1) If I want to use only 1 map task, do I have to set the input splits size to 1GB??
2) Let's say I successfully specify that I want to use only 2 map tasks, does it use 2 cores? And each core has 1 map task??
Number of mappers is actually governed by the InputFormat you are using. Having said that, based on the type of data you are processing, InputFormat may vary. Normally, for the data stored as files in HDFS FileInputFormat, or a subclass, is used which works on the principle of MR split = HDFS block. However, this is not always true. Say you are processing a flat binary file. In such a case there is no delimiter(\n or something else) to represent the split boundary.
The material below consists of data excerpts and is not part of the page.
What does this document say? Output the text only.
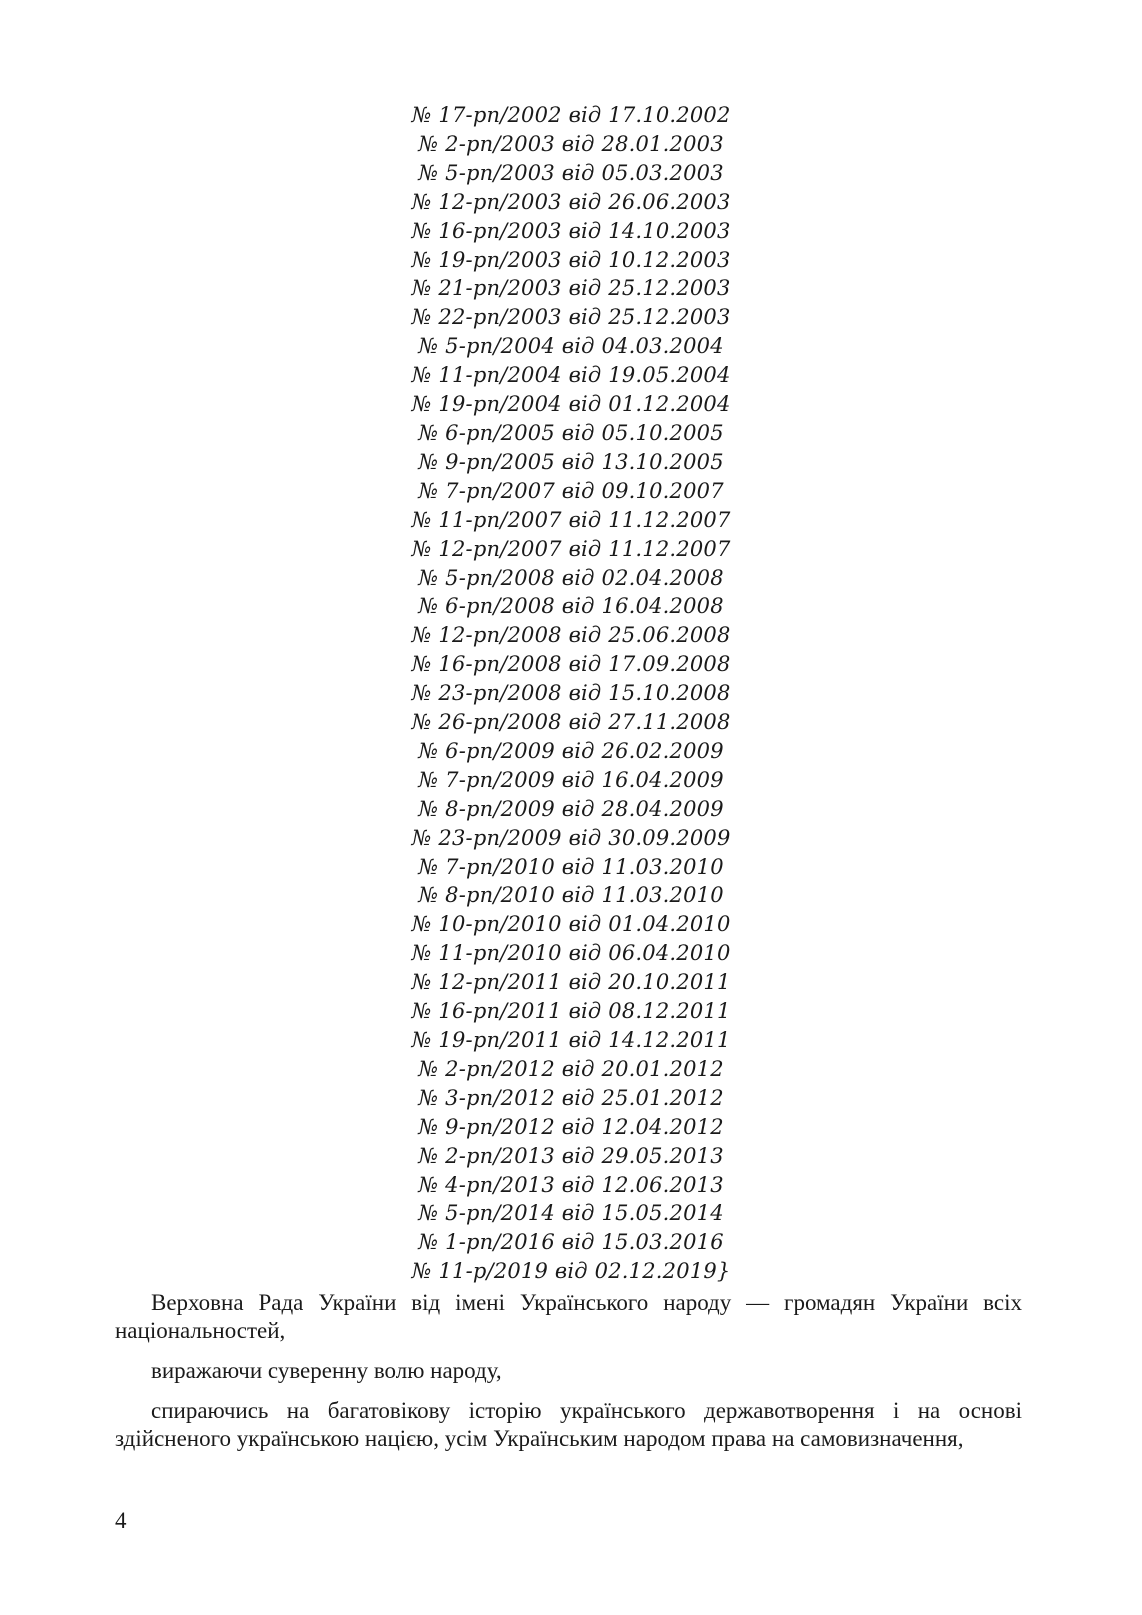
№ 17-рп/2002 від 17.10.2002
№ 2-рп/2003 від 28.01.2003
№ 5-рп/2003 від 05.03.2003
№ 12-рп/2003 від 26.06.2003
№ 16-рп/2003 від 14.10.2003
№ 19-рп/2003 від 10.12.2003
№ 21-рп/2003 від 25.12.2003
№ 22-рп/2003 від 25.12.2003
№ 5-рп/2004 від 04.03.2004
№ 11-рп/2004 від 19.05.2004
№ 19-рп/2004 від 01.12.2004
№ 6-рп/2005 від 05.10.2005
№ 9-рп/2005 від 13.10.2005
№ 7-рп/2007 від 09.10.2007
№ 11-рп/2007 від 11.12.2007
№ 12-рп/2007 від 11.12.2007
№ 5-рп/2008 від 02.04.2008
№ 6-рп/2008 від 16.04.2008
№ 12-рп/2008 від 25.06.2008
№ 16-рп/2008 від 17.09.2008
№ 23-рп/2008 від 15.10.2008
№ 26-рп/2008 від 27.11.2008
№ 6-рп/2009 від 26.02.2009
№ 7-рп/2009 від 16.04.2009
№ 8-рп/2009 від 28.04.2009
№ 23-рп/2009 від 30.09.2009
№ 7-рп/2010 від 11.03.2010
№ 8-рп/2010 від 11.03.2010
№ 10-рп/2010 від 01.04.2010
№ 11-рп/2010 від 06.04.2010
№ 12-рп/2011 від 20.10.2011
№ 16-рп/2011 від 08.12.2011
№ 19-рп/2011 від 14.12.2011
№ 2-рп/2012 від 20.01.2012
№ 3-рп/2012 від 25.01.2012
№ 9-рп/2012 від 12.04.2012
№ 2-рп/2013 від 29.05.2013
№ 4-рп/2013 від 12.06.2013
№ 5-рп/2014 від 15.05.2014
№ 1-рп/2016 від 15.03.2016
№ 11-р/2019 від 02.12.2019}

Верховна Рада України від імені Українського народу — громадян України всіх національностей,

виражаючи суверенну волю народу,

спираючись на багатовікову історію українського державотворення і на основі здійсненого українською нацією, усім Українським народом права на самовизначення,

4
What would you do in such a case? So, the above principle doesn't always work.
Consider another scenario wherein you are processing data stored in a DB, and not in HDFS. What will happen in such a case as there is no concept of 64MB block size when we talk about DBs?
The framework tries its best to carry out the computation in a manner as efficient as possible, which might involve creation of lesser/more number of mappers as specified/expected by you. So, in order to see how exactly mappers are getting created you need to look into the InputFormat you are using in your job. getSplits() method to be precise.
If I want to use only 1 map task, do I have to set the input splits size to 1GB??
You can override the isSplitable(FileSystem, Path) method of your InputFormat to ensure that the input files are not split-up and are processed as a whole by a single mapper.
Let's say I successfully specify that I want to use only 2 map tasks, does it use 2 cores? And each core has 1 map task??
It depends on availability. Mappers can run on multiple cores simultaneously. And a single core can run multiple mappers sequentially.
Some add-on to your question 2: the parallelism of running map/reduce tasks on a node is controllable. One can set the maximum number of map/reduce tasks running simultaneously by a tasktracker via mapreduce.tasktracker.map.tasks.maximum and mapreduce.tasktracker.reduce.tasks.maximum. Defaults for both parameters are 2. For 4-core node mapreduce.tasktracker.map.tasks.maximum should be increased to at least 4, i.e. to make use of each core. 2 for max-reduce-tasks is expectedly ok. Btw, finding out best values for max map/reduce tasks is non-trivial as it depends on the degree of jobs parallelism on a cluster, whether mappers/reducers of a job(-s) are io- or computationally intensive, etc.